Il Castello Tsubaki (Camellia Castle)
Il castello (1998–2000) sorge sulla cima di una collina nell’isola nipponica di Izu Oshima. Le sue proporzioni modeste e la funzione che vi si svolge all’interno fanno pensare, più che ad una castello, ad un edificio a misura d’uomo. Si tratta dell’ampliamento (un terzo edificio inserito tra due preesistenti) di una fabbrica che produce sakè, la tipica bevanda alcolica giapponese ottenuta dal riso. All’interno dell’edificio, un ufficio, una sala degustazione e uno studio al primo piano. Il muro in cemento armato è rivestito esternamente da lastre di andesite, roccia ignea effusiva, ordite secondo un disegno a maglia quadrata ruotata di 45°, le cui fughe sono riempite di terra ed erba. Ma nessuna impresa edile aveva accettato l’incarico poiché non era possibile quantificare il lavoro di riempimento delle fughe previsto dall’architetto: allora Fujimori, assecondando le tecniche costruttive tradizionali e volenteroso di sperimentarne di nuove ed originali, decide di fare da sé, definendo così un esempio alternativo di auto–produzione.
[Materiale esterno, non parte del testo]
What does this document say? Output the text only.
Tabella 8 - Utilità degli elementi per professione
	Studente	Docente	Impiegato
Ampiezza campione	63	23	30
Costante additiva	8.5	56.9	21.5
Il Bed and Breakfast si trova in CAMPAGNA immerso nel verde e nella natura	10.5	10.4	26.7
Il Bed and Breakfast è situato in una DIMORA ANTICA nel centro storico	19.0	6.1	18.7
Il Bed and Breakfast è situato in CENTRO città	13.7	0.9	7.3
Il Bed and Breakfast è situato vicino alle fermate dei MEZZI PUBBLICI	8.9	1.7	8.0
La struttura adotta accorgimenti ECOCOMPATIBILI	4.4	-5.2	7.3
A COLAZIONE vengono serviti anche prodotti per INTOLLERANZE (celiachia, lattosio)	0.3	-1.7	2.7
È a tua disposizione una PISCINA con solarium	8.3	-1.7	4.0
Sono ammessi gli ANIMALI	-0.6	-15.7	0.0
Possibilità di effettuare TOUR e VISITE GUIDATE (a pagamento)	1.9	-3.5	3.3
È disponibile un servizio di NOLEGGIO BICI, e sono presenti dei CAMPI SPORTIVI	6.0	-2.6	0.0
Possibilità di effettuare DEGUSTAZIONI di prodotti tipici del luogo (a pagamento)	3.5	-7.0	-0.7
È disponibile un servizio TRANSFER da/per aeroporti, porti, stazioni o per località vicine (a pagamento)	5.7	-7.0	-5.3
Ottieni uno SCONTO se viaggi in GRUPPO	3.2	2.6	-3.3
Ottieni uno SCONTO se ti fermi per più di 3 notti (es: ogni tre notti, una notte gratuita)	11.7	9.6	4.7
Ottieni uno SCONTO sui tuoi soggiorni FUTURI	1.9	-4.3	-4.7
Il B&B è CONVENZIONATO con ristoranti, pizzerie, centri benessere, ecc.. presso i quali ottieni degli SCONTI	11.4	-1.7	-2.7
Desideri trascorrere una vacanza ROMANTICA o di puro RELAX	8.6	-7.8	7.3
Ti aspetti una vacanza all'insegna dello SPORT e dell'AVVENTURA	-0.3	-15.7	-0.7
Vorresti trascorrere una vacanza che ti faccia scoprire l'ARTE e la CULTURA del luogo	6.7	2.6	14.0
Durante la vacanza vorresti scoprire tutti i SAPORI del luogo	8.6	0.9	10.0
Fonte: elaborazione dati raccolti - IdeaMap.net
Egli indaga il rapporto architettura–natura con esiti tutt’altro che prevedibili: ricopre il tetto a padiglione di un manto erboso, posiziona un piccolo albero di camelia sulla sommità del tetto, lascia che l’erba si appropri dell’andesite di cui è ricoperto il muro. Lo storico giapponese finisce col produrre spazi non convenzionali utilizzando tecniche di lavorazione antiche, frutto di una sapienza artigianale secolare di cui si serve per esaltare l’imperfezione dell’oggetto. Solo una raffinata sensibilità artigianale può guidare il trattamento di un tronco d’albero che preveda di bruciarne e strapparne una certa quantità di materia. Il prodotto è un oggetto che, da un lato, evoca l’imperfezione tipica della lavorazione manuale, e dall’altro, interpreta la bellezza giapponese, estranea alla misura e alle proporzioni del canone greco. Il trattamento del materiale vivo attribuisce una forte carica espressiva all’opera di Fujiimori, la cui conoscenza dei luoghi, dei materiali e della storia è profonda tanto che gli dobbiamo il merito di aver saputo interpretare la tradizione senza cedere a meccanismi di sudditanza, ma anzi traendone spunto per una modernità onesta e originale, avulsa dalle tendenze fai–da–te di tanta parte degli architetti dei nostri giorni.